Afflictions have been often sanctified to others as well as Manasseh. How many thousands have been first led to God by heavy trials, pains, disappointments, or bereavements! These humbled the pride of their hearts, and taugbt them their guilt, when milder methods had been employed in vain. Child of calamity, what effect have thy sorrows produced upon thee? Have they led thee, like Manasseh, penitently to the Lord? Or may it be recorded of thee as of Ahab his grandfather, “ In the time of his distress he did trespass yet more against the Lord ?" Ah! this is indeed the very temper of the lost, who “gnaw their tongues for pain, and blaspheme the God of heaven because of their pains, and repent not of their deeds."
And was there mercy for such a sinner? Yes; 6 the Lord was entreated of him, and heard his
supplication.” All his iniquities were blotted out, and the poor, trembling culprit, was cheered with the hope of pardon and acceptance with his God. Ah! brethren, will we still revolt from such a God? Will we still refuse to listen to him, calling to us from the height of heaven? It is not the voice of an implacable tyrant pursuing the obstinate rebel, but that of a tender father recalling the wandering child. Oh! let us flee into his arms, that we may taste the preciousness of his love.
In consequence of his repentance, he was freed from his sins and his chains, and, restored to his former dignity, continued to reign for many years. Ye who have made solemn promises to God on the bed of sickness, in the gloom of sorrow, under the pressure of calamity, but who have forgotten them all when restored to health and joy; ye probably suppose that Manasseh, like you, forgot all his engagements when again seated on the throne. No; he was indeed renewed, and he “ brought forth fruits meet for repentance.” His care was unremitted to destroy that idolatry which he had promoted. Restoring the worship of God, and purifying the temple, he offered on the altars of Jehovah peace-offerings and thank-offerings, and endeavoured to lead back those whom he had corrupted.

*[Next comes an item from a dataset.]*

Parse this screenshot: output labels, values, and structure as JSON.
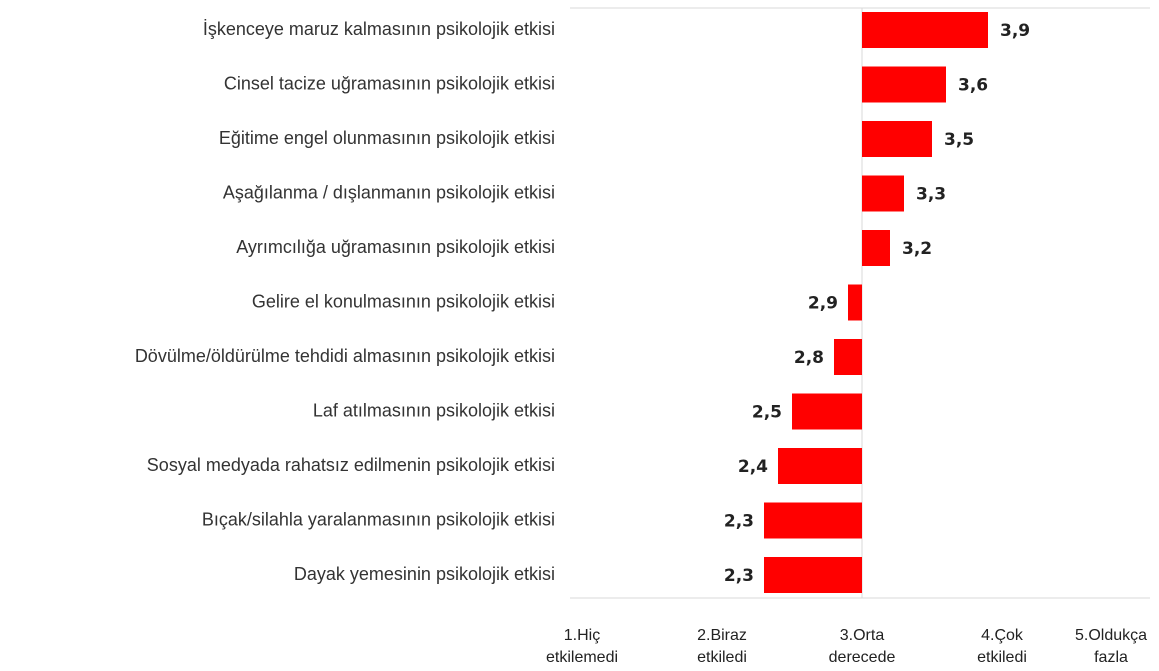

But notwithstanding he knew that his sins were forgiven, what agony did he feel in beholding the memorials of his crimes; with what agony did he look back
years of vanity and guilt; with what tears did he recollect that he could not repair the evils he had done; that many who had been seduced by his example were already in the eternal flames; that others were insensible to his admonitions, and would finally perish; that his own son, imitating his guilt and not his repentance, still continued attached to idols. Young persons, would you avoid such heart-rending retrospections, early turn to the Lord, and benefit society by the example of your first as well as last days.
Having reigned fifty-five years, he died, and was buried, probably by his own express command, privately in the garden of his house, humbly considering himself unworthy to lie with his ancestors.